Dimitri Bortnikov n'est pas vraiment un inconnu. Deux de ses romans écrits en russe - Svinobourg et Le syndrome de Fritz - ont déjà paru, au Seuil et aux éditions Noir sur blanc, en 2005 et 2010. En 2008, le gaillard qui habite en France depuis 2000 s'était essayé une première fois à notre langue le temps d'un texte, Furioso, imprimé par les éditions MF dans une collection dirigée par Arno Bertina et Bastien Gallet.
Désormais hébergé chez Allia, le voici qui signe un bien singulier Repas des morts. Au début, tout le monde chante. Les acteurs du porno sur l'écran, comme le père du narrateur au bout du téléphone. C'est son deuxième appel depuis la disparition de celle qui était l'épouse de l'un et la mère de l'autre. Celle qui est maintenant "dans la terre froide".
La défunte hachait le lapin, les mains couvertes de sang, lorsqu'on annonçait des invités. "Les matins, elle aidait à mettre au monde des nouveau-nés et l'après-midi elle faisait des avortements", explique encore son fils, que l'on appelle "Dim". Lequel est un écrivain fauché qui parle tout seul, sombre, donne la réplique à sa mère morte depuis Paris et sa "chambrette pourrie". Les images remontent, fortes, d'une famille qui "meurt dans la rue". D'un grand-père qui a fait deux guerres. De la steppe. De l'époque où Dim était "troufion". De celle où il était heureux avec Damiane.

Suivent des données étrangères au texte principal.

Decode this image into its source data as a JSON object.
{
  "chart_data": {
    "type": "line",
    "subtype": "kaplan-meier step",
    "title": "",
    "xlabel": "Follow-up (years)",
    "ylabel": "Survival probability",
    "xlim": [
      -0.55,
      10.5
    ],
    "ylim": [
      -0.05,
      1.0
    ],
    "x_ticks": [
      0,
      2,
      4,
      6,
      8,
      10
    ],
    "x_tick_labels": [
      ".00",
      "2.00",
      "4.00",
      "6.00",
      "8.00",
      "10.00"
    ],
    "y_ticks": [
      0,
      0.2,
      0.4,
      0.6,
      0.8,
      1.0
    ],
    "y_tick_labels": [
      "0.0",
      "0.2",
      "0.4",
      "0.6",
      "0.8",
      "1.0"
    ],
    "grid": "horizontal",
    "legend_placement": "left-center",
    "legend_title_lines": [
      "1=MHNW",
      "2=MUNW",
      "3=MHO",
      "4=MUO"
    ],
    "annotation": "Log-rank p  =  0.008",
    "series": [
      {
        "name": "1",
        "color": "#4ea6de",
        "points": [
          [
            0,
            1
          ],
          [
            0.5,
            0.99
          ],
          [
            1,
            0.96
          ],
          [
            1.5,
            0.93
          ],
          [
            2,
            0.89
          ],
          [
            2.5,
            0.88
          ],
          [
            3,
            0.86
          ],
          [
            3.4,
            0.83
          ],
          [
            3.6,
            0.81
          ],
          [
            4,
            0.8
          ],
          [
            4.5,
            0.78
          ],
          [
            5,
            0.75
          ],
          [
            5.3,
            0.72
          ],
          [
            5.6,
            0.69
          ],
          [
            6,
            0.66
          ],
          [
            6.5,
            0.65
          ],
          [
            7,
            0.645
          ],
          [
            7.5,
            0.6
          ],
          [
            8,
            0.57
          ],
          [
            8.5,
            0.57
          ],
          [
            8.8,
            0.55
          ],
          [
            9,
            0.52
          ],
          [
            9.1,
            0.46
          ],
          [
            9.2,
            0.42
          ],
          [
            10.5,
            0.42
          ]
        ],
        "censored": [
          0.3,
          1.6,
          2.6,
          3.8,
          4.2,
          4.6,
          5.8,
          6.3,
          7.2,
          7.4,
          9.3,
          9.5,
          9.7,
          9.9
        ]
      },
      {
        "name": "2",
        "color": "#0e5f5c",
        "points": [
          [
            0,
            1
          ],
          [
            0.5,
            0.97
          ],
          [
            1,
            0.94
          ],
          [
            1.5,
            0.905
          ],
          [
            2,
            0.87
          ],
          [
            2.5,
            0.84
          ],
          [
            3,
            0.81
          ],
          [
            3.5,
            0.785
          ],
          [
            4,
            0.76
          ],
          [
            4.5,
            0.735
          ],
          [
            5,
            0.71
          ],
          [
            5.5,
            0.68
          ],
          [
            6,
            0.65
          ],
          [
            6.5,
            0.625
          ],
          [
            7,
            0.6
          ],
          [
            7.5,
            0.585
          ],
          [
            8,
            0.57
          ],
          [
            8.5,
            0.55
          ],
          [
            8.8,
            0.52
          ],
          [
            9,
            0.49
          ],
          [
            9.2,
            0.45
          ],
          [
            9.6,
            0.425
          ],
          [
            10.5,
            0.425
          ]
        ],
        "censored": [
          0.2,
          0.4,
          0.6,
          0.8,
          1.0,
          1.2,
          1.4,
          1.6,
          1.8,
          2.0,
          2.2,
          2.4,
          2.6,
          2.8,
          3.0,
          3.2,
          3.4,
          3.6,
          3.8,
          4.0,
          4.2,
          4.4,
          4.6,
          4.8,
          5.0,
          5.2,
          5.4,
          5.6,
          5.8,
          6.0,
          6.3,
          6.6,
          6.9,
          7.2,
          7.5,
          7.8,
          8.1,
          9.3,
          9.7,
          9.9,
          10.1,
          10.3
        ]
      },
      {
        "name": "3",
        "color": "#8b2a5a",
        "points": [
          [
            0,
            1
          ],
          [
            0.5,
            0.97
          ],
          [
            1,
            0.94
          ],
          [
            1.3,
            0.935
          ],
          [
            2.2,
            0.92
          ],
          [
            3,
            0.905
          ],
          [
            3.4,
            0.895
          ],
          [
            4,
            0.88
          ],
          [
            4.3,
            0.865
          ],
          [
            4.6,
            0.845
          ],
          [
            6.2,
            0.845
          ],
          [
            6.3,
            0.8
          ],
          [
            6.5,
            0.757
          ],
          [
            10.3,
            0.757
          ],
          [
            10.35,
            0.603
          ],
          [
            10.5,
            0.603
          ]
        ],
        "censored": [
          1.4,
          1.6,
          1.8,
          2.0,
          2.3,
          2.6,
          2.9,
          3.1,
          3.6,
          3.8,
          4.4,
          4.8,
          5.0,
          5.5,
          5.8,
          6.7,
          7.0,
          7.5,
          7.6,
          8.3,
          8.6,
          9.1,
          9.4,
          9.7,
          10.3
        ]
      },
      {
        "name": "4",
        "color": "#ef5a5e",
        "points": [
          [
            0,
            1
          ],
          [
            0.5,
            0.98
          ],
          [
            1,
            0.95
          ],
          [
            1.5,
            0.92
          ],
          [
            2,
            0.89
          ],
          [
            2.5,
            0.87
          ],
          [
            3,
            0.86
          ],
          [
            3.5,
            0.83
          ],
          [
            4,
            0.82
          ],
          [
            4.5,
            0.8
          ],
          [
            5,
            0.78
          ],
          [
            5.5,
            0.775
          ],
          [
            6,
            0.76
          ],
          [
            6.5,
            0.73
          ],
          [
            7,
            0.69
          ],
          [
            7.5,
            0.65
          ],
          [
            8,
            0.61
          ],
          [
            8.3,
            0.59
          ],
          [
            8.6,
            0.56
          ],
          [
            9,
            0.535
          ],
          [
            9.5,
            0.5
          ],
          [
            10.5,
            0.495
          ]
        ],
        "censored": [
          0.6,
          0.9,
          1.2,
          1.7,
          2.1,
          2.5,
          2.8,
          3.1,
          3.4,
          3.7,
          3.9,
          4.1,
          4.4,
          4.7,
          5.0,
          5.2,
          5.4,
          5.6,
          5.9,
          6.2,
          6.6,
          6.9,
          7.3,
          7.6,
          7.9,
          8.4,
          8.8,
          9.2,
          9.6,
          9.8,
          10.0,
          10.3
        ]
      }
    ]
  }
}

Dimitri Bortnikov change de plateau, de vitesse, de registre. Ordonne ses phrases à sa guise à mesure qu'il avance. Puissante, heurtée, sa prose ne ressemble à aucune autre. Quant à son Repas des morts, il est de ceux qui nourrissent, que l'on met longtemps à digérer mais que l'on n'est pas prêt d'oublier.